Изголодавшиеся мужчины часто попадались ей на пути, в их глазах было что-то хищное, жестокое — то была сама похоть. Они приставали к ней на улице, в автобусе, громко причмокивали, а то и доставали свой налитый насилием член. Она застывала, теряя рассудок, или ценой нечеловеческих усилий убегала прочь, и отяжелевшие от стыда ноги при каждом шаге прикипали к земле.

В супермаркете она повстречала кассира, казалось, славного парня, который подолгу с ней болтал, мягко, дружелюбно, забавно. В конце концов она согласилась пойти с ним в кино, и прямо в машине он нагнул ее, как мешок, и сделал ровно то, о чем говорил отец; это было больно и грязно, а он быстро застегнулся и оставил ее одну на парковке у кинотеатра. На другой день она подошла к его кассе, хотела спросить, понять. Он сделал вид, что не замечает ее, зато два продавца шушукались, когда она проходила мимо. Она выбрала другой супермаркет.

Она дала шанс еще двум типам; готова была не жаловаться на то, что делают с ее телом, если в обмен ее будут любить, ведь в романтических фильмах, которые она тогда еще смотрела, все было красиво и простыни казались свежими. Один порвал с ней, признавшись, что не может познакомить ее с друзьями, потому как она не в его вкусе — ему нравятся красотки; другой позвал ее к себе поздно вечером, пьяный, и покончил с ней еще быстрее — две омерзительные ночи и больше ничего.

Но в это воскресенье мужчина в голубой рубашке поднял глаза и посмотрел на нее. Без похоти и отвращения, с каким-то новым для нее выражением. И улыбнулся.

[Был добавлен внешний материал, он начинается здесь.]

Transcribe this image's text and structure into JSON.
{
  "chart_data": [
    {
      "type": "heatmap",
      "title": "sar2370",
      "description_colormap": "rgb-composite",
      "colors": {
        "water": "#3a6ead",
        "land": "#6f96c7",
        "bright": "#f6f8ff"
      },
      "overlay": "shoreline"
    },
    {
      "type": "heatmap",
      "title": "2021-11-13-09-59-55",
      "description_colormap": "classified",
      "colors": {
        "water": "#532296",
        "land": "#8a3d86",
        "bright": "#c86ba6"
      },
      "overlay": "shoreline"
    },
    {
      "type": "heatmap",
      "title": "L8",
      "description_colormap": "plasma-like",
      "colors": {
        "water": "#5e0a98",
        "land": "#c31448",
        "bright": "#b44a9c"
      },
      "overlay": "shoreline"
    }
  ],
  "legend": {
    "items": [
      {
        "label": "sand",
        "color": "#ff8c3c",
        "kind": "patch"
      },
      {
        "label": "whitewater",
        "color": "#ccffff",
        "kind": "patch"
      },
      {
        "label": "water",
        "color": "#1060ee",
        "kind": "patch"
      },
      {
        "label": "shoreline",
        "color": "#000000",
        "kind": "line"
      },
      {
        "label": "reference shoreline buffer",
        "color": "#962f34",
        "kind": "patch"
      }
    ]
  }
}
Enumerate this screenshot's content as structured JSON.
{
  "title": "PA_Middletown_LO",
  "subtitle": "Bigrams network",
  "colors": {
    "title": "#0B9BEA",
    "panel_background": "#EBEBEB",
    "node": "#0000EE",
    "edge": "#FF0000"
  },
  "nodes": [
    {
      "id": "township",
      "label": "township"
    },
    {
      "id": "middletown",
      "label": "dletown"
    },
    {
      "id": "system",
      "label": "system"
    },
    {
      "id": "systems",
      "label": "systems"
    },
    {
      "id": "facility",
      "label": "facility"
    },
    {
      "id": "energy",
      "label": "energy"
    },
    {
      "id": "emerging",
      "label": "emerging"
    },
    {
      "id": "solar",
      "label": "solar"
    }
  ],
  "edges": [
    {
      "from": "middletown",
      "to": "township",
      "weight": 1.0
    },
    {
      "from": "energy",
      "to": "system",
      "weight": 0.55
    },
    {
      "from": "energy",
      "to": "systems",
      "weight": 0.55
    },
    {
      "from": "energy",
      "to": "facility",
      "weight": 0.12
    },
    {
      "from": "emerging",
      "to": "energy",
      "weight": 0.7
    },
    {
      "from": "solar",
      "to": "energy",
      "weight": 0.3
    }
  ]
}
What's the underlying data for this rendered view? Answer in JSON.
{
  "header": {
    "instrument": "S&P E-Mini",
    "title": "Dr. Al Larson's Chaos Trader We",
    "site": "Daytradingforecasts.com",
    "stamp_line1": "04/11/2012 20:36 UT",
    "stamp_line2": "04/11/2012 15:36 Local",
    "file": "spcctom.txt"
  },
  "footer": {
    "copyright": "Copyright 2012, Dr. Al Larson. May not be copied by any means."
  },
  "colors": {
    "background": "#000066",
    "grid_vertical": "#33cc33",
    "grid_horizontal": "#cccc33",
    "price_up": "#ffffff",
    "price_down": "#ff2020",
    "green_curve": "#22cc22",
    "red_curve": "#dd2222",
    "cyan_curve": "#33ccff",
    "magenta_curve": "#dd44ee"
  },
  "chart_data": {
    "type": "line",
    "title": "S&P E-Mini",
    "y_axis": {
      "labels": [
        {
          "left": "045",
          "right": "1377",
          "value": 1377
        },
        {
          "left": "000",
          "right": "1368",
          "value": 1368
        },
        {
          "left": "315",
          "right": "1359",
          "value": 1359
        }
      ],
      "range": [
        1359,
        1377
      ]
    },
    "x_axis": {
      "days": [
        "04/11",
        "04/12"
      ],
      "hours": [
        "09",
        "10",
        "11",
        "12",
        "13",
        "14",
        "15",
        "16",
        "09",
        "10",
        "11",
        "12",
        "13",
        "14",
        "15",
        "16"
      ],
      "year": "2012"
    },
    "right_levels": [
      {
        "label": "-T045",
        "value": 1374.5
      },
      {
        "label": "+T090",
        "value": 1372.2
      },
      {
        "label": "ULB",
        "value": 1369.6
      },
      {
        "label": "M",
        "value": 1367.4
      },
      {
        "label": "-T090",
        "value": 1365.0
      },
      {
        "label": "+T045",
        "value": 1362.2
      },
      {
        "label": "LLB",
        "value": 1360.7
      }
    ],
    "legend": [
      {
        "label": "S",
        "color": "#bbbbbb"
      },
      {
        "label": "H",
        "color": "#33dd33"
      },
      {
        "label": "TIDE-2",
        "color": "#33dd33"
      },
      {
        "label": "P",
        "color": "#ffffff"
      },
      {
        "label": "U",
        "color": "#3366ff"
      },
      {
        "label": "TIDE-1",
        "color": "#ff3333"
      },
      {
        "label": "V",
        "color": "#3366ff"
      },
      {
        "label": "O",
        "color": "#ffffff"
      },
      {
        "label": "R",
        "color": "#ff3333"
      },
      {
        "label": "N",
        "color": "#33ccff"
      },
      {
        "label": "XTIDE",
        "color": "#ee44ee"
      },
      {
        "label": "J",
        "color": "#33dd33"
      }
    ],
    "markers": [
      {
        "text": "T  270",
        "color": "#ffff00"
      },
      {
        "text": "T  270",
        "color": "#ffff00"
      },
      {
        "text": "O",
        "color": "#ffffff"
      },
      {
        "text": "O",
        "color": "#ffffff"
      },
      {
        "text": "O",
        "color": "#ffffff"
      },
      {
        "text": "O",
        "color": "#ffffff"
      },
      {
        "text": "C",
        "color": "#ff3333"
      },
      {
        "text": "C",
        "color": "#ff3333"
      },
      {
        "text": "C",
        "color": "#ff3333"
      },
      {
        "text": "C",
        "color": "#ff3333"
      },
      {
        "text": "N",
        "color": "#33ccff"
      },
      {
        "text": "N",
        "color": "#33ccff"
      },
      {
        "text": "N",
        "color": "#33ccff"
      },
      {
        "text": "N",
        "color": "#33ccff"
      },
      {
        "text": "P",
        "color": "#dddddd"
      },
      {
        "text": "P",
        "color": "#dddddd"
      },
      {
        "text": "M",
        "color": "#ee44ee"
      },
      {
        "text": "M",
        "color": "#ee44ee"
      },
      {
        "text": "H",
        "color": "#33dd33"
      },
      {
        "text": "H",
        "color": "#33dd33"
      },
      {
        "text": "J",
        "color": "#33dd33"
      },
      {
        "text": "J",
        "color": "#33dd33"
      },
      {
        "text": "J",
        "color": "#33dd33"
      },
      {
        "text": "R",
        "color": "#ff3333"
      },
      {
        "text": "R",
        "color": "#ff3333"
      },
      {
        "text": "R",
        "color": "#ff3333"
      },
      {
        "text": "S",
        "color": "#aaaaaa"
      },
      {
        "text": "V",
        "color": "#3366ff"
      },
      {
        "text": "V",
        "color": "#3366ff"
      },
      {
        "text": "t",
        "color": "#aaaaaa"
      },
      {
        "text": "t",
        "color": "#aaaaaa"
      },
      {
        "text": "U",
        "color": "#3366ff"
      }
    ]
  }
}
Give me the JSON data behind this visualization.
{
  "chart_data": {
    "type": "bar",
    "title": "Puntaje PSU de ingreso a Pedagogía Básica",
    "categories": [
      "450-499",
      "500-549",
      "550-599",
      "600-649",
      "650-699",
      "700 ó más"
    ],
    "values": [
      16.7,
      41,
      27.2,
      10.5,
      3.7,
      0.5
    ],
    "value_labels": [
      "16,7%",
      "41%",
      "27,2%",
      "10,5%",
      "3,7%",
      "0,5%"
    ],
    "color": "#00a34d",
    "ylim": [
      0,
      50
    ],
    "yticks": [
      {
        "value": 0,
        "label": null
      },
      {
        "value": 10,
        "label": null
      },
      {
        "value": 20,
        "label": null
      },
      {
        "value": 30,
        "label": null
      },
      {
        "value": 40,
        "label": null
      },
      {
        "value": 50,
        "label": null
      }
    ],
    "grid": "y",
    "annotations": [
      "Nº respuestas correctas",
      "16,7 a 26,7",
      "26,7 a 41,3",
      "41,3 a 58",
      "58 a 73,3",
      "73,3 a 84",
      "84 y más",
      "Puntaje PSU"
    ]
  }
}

Позже она призналась, что влюбилась в него уже тогда, в то самое мгновение, когда увидела его улыбку, а может быть, нет, это неправда, это случилось, когда он на нее посмотрел; может быть, и это неправда, может быть, она любила его всегда — его, первого мужчину, который посмотрел на нее по-доброму, а потом улыбнулся. Она была с ним откровенна и ничего не утаивала, а он все равно боялся, что она что-то скрывает, ему необходимо было верить, что она с ним чистосердечна, и его желание знать о ней все переполняло ее счастьем. Она и в самом деле не лгала, а просто сама не знала, когда влюбилась в него, да, впрочем, это не так уж и важно.

— Должно быть, это ужасно для вас, мне очень жаль, — сказала она снова, осмелев от его улыбки.

А он сказал «спасибо» опустошенным голосом. У него ввалились глаза. Казалось, он на грани.